JÉSUS DÉGAGE UN PROGRAMME EN TROIS POINTS POUR LE DISCIPULAT.
Qu'il renonce à lui-même:
Le disciple de Jésus renonce à lui-même, c'est à dire, se livre, s'abandonne, cède, se soumet, renonce à ses droits.
Le renoncement à soi-même n'est pas une dépersonnalisation, mais la construction de soi-même selon un mode nouveau.
Le renoncement est le mouvement qui nous fait passer de la mort à nous même.... à la vie avec Christ.
Ce n'est pas l'abdication de soi, mais l'évacuation de tout ce qui nous empêche la recréation de notre personne par le St Esprit.
C'est abandonner à Christ tout ce par quoi nous prétendons exister, (réussite familiale, professionnelle, sociale) afin de tout recevoir de LUI.
Renoncer à soi signifie abandonner sa prétention à l'indépendance, à ses propres pensées, à ses désirs.
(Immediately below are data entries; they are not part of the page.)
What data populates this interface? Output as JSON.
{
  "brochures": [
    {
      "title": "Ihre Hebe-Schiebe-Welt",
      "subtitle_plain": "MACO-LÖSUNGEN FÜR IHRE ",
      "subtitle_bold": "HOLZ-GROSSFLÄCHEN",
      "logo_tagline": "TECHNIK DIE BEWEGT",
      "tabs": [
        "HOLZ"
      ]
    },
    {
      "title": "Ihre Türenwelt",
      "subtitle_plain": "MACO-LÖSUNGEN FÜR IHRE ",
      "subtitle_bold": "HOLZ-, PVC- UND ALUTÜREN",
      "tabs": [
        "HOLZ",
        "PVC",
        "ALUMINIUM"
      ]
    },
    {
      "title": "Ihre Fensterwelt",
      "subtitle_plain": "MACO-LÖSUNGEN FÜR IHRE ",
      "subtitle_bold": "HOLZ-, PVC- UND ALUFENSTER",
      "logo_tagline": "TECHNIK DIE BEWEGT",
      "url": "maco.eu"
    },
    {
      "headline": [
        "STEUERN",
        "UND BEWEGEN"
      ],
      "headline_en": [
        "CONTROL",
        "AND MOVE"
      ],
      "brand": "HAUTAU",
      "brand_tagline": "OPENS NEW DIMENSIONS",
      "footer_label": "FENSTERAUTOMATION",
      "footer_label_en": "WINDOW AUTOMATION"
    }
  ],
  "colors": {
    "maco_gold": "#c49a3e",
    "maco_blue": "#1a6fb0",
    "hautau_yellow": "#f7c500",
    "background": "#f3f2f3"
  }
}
Renoncer à soi n'est pas se haïr, mais une victoire personnelle, personne ne peut le faire pour nous. Un homme ne trouve sa véritable identité qu'en renonçant à l'affirmation et à la recherche de soi pour l'amour de Christ.
Qui renonce ne saurait se perdre, mais se retrouve d'une manière nouvelle, tout dépend de l'axe autour duquel la volonté gravite: dans le cas ou elle est son propre centre, elle tourne autour d'un abîme dévorant. Mais si Christ est son noyau, elle tourne autour d'un noyau qui la sauve.
Qu'il se charge chaque jour de sa croix
Un disciple peut être défini comme quelqu'un qui est mort au péché et vivant pour Dieu (Romains 6:11). Pour que cela puisse être une réalité, le Seigneur Jésus dit clairement que chacun doit prendre sa croix. C'est un ultimatum.
Andrew Murray nous explique : Les chrétiens doivent comprendre que porter sa croix ne se réfère pas en premier lieu aux épreuves que nous appelons des croix, mais à un abandon de sa vie journellement répété - à la mort à soi-même qui doit marquer le chrétien.
Cessons donc de confondre "une croix" avec "la croix".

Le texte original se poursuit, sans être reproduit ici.